John Ruskin summed up the modest hopes of the 19th century worker thus: "In order that people may be happy in their work, these three things are needed: They must be fit for it: They must not do too much of it: And they must have a sense of success in it." Wise words indeed - but much too humble for modern tastes.

These days, we expect to actively enjoy our work, and feel that we have failed if enjoyment is not forthcoming. Ever since the Sixties, we have had it drummed into us that we are entitled - even obliged - to seek personal fulfillment in every aspect of our lives.

And since capitalism has done away with the job for life, most of us no longer have the option of just stumbling into an office and staying there. Instead, we must seize control of our career trajectories, and stay at the steering wheel for the entirety of our working lives.

It is hardly surprising, then, that twenty-somethings sometimes crack under the strain of choosing the right career. I exited my twenties four years ago, when the Yeppie was just a twinkle in Kate Fox's eye - but even then the pressure to find the perfect job was intense. It was all anyone seemed to talk about.

I remember sitting on the stairs at a house party, commiserating with a stranger about the demise of conversation. "The only thing people want to know," she grumbled, "is what you do, how much you get paid, and whether you enjoy it. You'd think there was nothing interesting about us apart from our jobs."

We stared at our feet for a while, suddenly stumped for small talk. "So ... anyway," she said eventually. "What do you do?"

I was luckier than most of my peers, in that I had always known I wanted to be a journalist. This did not protect me from career anxiety (in the two months between leaving university and finding my first job, I developed stress-related excema, asthma and alopecia; it was not a pretty sight), but at least I had some idea what direction I should be pointing in.

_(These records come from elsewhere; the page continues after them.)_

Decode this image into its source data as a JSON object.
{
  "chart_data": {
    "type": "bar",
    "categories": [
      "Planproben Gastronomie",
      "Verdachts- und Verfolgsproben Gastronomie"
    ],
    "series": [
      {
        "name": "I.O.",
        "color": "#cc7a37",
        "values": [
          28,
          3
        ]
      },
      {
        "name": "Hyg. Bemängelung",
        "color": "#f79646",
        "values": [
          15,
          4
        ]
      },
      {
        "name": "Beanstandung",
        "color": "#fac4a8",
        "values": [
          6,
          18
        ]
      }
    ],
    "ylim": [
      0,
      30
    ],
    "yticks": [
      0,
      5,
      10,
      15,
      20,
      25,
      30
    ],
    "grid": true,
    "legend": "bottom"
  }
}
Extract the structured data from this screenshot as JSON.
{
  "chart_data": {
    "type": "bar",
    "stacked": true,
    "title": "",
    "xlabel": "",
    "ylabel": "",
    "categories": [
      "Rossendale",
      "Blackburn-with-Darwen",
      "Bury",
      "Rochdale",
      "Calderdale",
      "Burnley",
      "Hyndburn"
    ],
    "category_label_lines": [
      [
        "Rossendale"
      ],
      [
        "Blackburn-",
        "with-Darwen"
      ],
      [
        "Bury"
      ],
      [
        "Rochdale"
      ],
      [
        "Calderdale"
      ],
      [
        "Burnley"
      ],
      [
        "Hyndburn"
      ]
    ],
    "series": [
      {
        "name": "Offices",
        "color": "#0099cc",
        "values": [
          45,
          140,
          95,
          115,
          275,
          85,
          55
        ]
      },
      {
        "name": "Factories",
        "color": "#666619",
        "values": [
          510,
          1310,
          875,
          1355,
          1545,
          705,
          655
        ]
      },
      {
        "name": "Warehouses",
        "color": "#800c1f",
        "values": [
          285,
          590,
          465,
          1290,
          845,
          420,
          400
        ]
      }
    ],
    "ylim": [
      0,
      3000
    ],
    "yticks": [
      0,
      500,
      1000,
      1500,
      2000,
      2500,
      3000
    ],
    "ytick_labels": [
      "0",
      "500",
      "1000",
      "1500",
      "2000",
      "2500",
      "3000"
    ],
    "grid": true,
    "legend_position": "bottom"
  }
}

Most of my friends, however intelligent and well-qualified, didn't have a clue.

Everyone they spoke to gave the same advice: "Find something you like doing, and do that." But they had no idea what they liked doing, apart from playing Frisbee and watching old episodes of Dallas; so they drifted into marketing, recruitment or banking, got increasingly anxious and depressed about not being fulfilled, dropped out, dropped back in again, and berated themselves continually for not having found The Right Job. You can call it "browsing" if you like, but to me it looked like mental torment.

From the other side of 30, all that angst seems even more unnecessary. Nobody talks about their careers any more - they're too busy trying to sort out marriage and babies. A cheerful resignation has settled over the bankers and marketers: like the Dickensian clerk, they are coming to see work as a means to an end, rather than their only vehicle for self-expression.

The Yuppies had the good sense to crave only tangible, measurable wealth. What the Yeppies are after - total spiritual satisfaction - is something that no job can provide. Fulfillment, like love, becomes more elusive the more you search for it. So you might as well stop procrastinating and get on with the job - any job. Or as Edith Wharton put it: "If only we'd stop trying to be happy, we'd have a pretty good time."